Of these four different instances of generational rupture, it’s the children of the Amulonites who strike me as particularly poignant and particularly interesting. It’s not hard to imagine the excruciating psychological pressure of confronting the fact that their parents did something horrifyingly cruel and wrong--not only victimizing their own families but other people as well. It’s likely they experienced shattered trust, rage, self-blame, isolation, and a devastating loss of identity. So, it’s not hard to sympathize with their desire to sever their filial relationship and choose new spiritual affiliations and models.
Still, it’s rarely the case that any individual or group is entirely bad.
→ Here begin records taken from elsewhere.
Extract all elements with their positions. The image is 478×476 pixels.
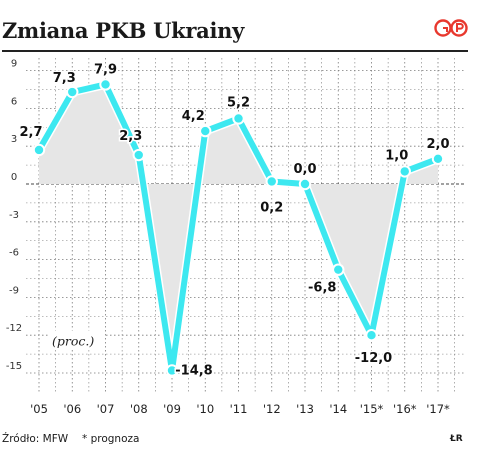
data-point (232, 112, 245, 125)
unit-label-background (48, 330, 104, 350)
data-label: 5,2 (227, 95, 250, 110)
x-tick-label: '09 (163, 402, 181, 416)
author-initials: ŁR (450, 434, 463, 444)
data-label: 1,0 (385, 148, 408, 163)
x-tick-label: '17* (426, 402, 450, 416)
y-tick-label: 3 (11, 134, 17, 145)
data-point (298, 177, 312, 191)
x-tick-label: '12 (263, 402, 281, 416)
data-label: 4,2 (182, 109, 205, 124)
x-tick-label: '13 (296, 402, 314, 416)
x-tick-label: '11 (230, 402, 248, 416)
x-tick-label: '10 (196, 402, 214, 416)
chart-title: Zmiana PKB Ukrainy (2, 18, 245, 43)
source-note: Źródło: MFW (2, 433, 69, 445)
x-tick-label: '08 (130, 402, 148, 416)
x-tick-label: '07 (97, 402, 115, 416)
forecast-note: * prognoza (82, 433, 140, 445)
data-point (365, 329, 378, 342)
unit-label: (proc.) (52, 334, 94, 349)
y-tick-label: -12 (6, 323, 22, 334)
data-label: -12,0 (355, 351, 392, 366)
y-tick-label: -9 (9, 285, 19, 296)
data-label: 2,7 (19, 125, 42, 140)
y-tick-label: -6 (9, 248, 19, 259)
data-point (431, 152, 445, 166)
y-tick-label: 0 (11, 172, 17, 183)
data-point (66, 85, 79, 99)
data-point (32, 143, 46, 157)
data-point (332, 263, 345, 276)
publisher-logo-icon (434, 19, 468, 37)
x-tick-label: '15* (360, 402, 384, 416)
data-label: -6,8 (308, 281, 336, 296)
data-label: 0,2 (260, 200, 283, 215)
data-label: 7,3 (53, 71, 76, 86)
y-tick-label: 9 (11, 59, 17, 70)
data-label: -14,8 (175, 363, 212, 378)
x-tick-label: '14 (329, 402, 347, 416)
x-tick-label: '16* (393, 402, 417, 416)
data-point (165, 364, 179, 377)
data-point (99, 78, 112, 91)
x-tick-label: '05 (30, 402, 48, 416)
y-tick-label: -3 (9, 210, 19, 221)
data-label: 2,0 (426, 137, 449, 152)
title-rule (2, 50, 468, 52)
data-point (265, 175, 278, 188)
data-label: 7,9 (94, 62, 117, 77)
gdp-line-chart: 9 6 3 0 -3 -6 -9 -12 -15 2,7 7,3 7,9 2,3 -14,8 4,2 5,2 0… (6, 58, 466, 416)
data-label: 2,3 (119, 129, 142, 144)
data-point (398, 165, 411, 178)
data-label: 0,0 (293, 162, 316, 177)
y-tick-label: -15 (6, 361, 22, 372)
data-point (132, 148, 145, 162)
data-point (199, 124, 212, 138)
x-tick-label: '06 (63, 402, 81, 416)
y-tick-label: 6 (11, 96, 17, 107)
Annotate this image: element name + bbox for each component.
In fact, the Amulonites, for all the ways they betrayed trust, also did something that, certainly unintentionally, turned out to be very good: after their defection, they taught the Lamanites how to speak and write the Nephite language and how to keep records. This new technology caused the Lamanites “to increase in riches, and … to trade one with another and wax great” (Mosiah 24:6)--and undoubtedly prepared them to understand and receive the sons of Mosiah when they arrived with the good news of the gospel.
In the end, I wonder if it would have been psychologically healthier for the children of the Amulonites to have acknowledged and disclaimed their fathers’ grave wrongdoing but also to have recognized that their fathers did some good. Would it have been more healing to transform rather than repudiate the legacy of their fathers? Later, in the story of the Anti-Nephi-Lehies, we see what it looks like when a generation of Lamanites breaks from the traditions of their fathers, without repudiating their heritage but instead vowing to transform it. Is it possible that the children of the Amulonites might have changed their fathers’ hearts through faithful witness like Lamoni did his father’s (see Alma 20)? We don’t know, and I would never condemn the children of the Amulonites. But the Book of Mormon does offer us a kind of counterfactual scenario that should make us think.
The difficulty of passing on religious commitments and values to the next generation is a perpetual preoccupation of the Book of Mormon. In fact, it can be argued that the writers of the small plates saw the primary purpose of their project as repairing the original failure at the heart of Lehi’s dream when Lehi is unable to persuade Laman and Lemuel to approach the shining tree. These are evergreen heartaches in human society. The Book of Mormon speaks powerfully then and now.